Last week, there were celebrations and educational events across the U.S. and around the world to commemorate Earth Day, the first of which was held on April 22, 1970, but it got me thinking—isn’t everyday Earth Day?
Wisconsin Senator Gaylord Nelson started organizing the first Earth Day on a return flight from his visit to see the impacts of the largest oil spill in U.S. history—the 1969 Santa Barbara disaster (1989’s Exxon Valdez and the subsequent 2010 Deepwater Horizon have since relegated this spill to third place).
Not only did this drilling rig disaster wipe out thousands of sea birds, numerous sea lions, elephant seals, otters, and countless fish, it desecrated beaches from Goleta to Ventura and as far offshore as the Channel Islands. The spill’s toxic sludge also took an historic economic toll on the postcard-perfect Central Coast of California, upending commercial fishing, tourism, and property values for years.
Sen. Nelson had few allies in Congress that wanted to take action at the time, so he decided a public pressure campaign was needed to address the troubling pattern of tradeoffs between a fossil-fuel dominated economy, and the consequences to people’s health and well-being. With the growing damage to our air, water, and earth, Nelson decided to pull a page from anti-war sit-ins, working to make Earth Day a nationwide day of ‘teach-ins’ to galvanize support across the breadth of American society.
At the time, ‘environmentalism’ was a vague term and its adherents fragmented. But the success of Earth Day (it is still the largest single day of protest in America, with an estimated 20 million in over 12,000 events) turned the page and unleashed the modern “environmental movement.” Earth Day awareness and participation brought enough public pressure to bear that not only did the University of Santa Barbara introduce the country’s first environmental studies department, but Republican President Nixon formed the Environmental Protection Agency, and Congress, and in short order passed both the Clean Air and Clean Water Acts.
Today, the definition of environmentalism has expanded beyond securing protections against point-specific industrial harms to localities (i.e., regional conditions for air quality, bodies of water, or geographic sites), to encompass the very survival of our planet’s life-supporting climate system. Heat-trapping pollution from over a century of combustion and emissions of greenhouse gases (GHG) threatens the survival of not only crops, plants, and countless insect, marine, and animal species, but also human life as we know it.
But unlike the 1970s, when there were literally no viable alternatives to oil, coal, and gas for our energy and transportation needs, in 2026 clean, renewable alternatives are abundant and often cheaper. The age-old, zero-sum arguments that pitted environmental against economic interests, are moribund.
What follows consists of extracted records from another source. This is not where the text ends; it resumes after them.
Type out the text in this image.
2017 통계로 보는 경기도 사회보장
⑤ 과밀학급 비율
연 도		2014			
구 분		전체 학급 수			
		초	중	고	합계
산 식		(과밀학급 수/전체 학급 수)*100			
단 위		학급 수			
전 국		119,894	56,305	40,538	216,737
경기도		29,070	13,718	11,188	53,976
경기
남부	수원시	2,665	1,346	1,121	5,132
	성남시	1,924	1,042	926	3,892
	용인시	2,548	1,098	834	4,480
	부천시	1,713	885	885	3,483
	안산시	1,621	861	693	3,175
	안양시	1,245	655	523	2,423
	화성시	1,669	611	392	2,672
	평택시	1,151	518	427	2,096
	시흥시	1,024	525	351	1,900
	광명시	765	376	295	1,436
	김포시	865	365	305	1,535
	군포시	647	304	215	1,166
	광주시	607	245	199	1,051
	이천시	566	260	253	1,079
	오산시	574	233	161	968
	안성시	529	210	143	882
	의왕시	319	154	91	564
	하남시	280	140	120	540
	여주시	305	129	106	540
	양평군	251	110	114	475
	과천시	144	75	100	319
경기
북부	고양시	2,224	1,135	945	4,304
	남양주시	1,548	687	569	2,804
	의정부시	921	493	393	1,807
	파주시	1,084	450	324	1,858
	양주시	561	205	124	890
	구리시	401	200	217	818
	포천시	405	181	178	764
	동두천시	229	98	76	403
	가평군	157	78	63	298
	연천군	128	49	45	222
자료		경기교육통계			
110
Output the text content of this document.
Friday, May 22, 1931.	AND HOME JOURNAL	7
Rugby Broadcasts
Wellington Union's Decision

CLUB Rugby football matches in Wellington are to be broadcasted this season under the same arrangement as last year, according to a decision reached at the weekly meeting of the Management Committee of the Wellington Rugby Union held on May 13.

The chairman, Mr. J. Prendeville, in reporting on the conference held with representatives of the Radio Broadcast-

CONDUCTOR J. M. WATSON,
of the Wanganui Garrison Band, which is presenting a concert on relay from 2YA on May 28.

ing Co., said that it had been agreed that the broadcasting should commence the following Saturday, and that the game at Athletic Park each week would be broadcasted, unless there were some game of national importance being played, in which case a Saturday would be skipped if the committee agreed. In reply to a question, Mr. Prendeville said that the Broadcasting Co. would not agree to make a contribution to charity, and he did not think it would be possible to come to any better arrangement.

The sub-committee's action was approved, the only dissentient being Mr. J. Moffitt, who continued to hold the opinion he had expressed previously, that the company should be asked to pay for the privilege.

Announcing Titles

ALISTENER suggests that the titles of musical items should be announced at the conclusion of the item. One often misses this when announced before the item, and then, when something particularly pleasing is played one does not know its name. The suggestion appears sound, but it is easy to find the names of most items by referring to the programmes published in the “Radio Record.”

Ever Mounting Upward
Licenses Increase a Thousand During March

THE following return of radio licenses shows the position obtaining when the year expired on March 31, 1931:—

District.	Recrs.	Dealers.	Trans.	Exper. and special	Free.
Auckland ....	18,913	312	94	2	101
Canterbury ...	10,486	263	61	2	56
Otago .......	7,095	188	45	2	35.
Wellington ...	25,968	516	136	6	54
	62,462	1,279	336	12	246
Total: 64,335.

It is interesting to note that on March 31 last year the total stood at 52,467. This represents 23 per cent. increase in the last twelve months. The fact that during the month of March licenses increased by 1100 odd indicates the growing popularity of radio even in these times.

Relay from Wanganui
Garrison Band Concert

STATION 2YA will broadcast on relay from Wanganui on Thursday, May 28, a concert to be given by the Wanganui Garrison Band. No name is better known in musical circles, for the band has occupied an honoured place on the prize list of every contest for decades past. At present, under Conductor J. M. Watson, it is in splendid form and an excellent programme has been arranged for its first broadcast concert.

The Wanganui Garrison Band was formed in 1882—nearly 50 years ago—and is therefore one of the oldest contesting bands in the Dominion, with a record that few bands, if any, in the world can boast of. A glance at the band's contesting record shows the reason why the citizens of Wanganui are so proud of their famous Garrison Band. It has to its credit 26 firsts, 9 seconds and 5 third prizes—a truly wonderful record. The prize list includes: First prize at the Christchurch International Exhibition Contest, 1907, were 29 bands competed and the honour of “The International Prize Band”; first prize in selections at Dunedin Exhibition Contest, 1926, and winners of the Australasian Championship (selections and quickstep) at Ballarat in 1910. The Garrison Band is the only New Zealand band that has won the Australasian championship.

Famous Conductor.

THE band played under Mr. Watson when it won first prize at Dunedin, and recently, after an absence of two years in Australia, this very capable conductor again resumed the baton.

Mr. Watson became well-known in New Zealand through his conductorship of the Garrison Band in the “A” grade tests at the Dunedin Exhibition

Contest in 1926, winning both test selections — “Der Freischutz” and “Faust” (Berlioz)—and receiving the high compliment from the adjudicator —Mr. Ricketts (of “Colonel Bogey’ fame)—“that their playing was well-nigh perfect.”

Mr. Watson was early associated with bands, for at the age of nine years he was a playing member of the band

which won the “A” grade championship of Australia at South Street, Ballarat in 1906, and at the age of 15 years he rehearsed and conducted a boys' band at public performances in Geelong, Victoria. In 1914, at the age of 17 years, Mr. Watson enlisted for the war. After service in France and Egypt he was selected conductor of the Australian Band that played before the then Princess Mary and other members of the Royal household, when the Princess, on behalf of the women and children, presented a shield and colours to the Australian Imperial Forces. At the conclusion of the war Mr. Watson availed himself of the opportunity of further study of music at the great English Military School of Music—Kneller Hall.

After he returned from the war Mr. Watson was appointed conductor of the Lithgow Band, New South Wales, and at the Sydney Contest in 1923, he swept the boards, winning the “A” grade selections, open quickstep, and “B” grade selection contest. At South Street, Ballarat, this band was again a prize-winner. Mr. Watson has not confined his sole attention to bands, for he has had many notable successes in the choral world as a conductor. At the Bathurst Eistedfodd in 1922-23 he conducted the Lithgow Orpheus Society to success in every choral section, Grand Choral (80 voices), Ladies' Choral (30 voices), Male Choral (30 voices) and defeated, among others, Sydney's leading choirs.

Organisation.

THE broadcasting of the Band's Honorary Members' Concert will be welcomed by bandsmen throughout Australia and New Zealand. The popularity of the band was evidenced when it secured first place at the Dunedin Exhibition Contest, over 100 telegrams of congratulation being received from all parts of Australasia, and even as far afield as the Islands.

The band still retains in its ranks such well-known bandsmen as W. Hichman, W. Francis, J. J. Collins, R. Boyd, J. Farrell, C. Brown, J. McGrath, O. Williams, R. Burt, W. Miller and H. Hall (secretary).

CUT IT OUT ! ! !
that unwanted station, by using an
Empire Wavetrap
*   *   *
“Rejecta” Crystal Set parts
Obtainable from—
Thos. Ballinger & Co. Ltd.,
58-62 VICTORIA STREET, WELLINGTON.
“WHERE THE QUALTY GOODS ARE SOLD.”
A case in point: In 2006, California’s Republican Governor Schwarzenegger signed AB 32 (the Global Warming Solutions Act), into law. The Low Carbon Fuel Standard (LCFS) was one of a group of programs designed to reduce the state’s GHG emissions.
Despite lawsuits from petroleum interests that delayed implementation until 2011, the LCFS launched the nation’s first compliance-based credit market based on how fuels performed against annual carbon intensity (CI) benchmarks (standards or targets) relative to a 2010 baseline CI score. The difference between a fuel’s CI and the benchmark determined the fuel’s credit (or deficit) values—values that counted all the GHG emissions in a fuel’s production, distribution, and use (i.e., beyond just the tailpipe) for a full lifecycle assessment.
Since adoption, the LCFS has consistently overperformed, not only meeting but exceeding every carbon intensity reduction goal set for CA’s transportation fuel pool! As a result, California’s drivers have now displaced as much as 80% of their petroleum diesel use with cleaner, cheaper low-carbon liquid fuels. And, at the same time, California drivers have adopted more electric vehicles than any other state, due in significant part to the lower purchase costs and more available charging infrastructure enabled by its LCFS program.
When alternatives like ethanol, biodiesel, renewable diesel, renewable natural gas, and electricity exist to break our long-term reliance on petroleum-based transport, we can free ourselves from polluting energy sources that carry such high inherent risks to our personal health and the future and well-being of the planet on which we all rely to live.
When we drive, we can choose to make every day, Earth Day.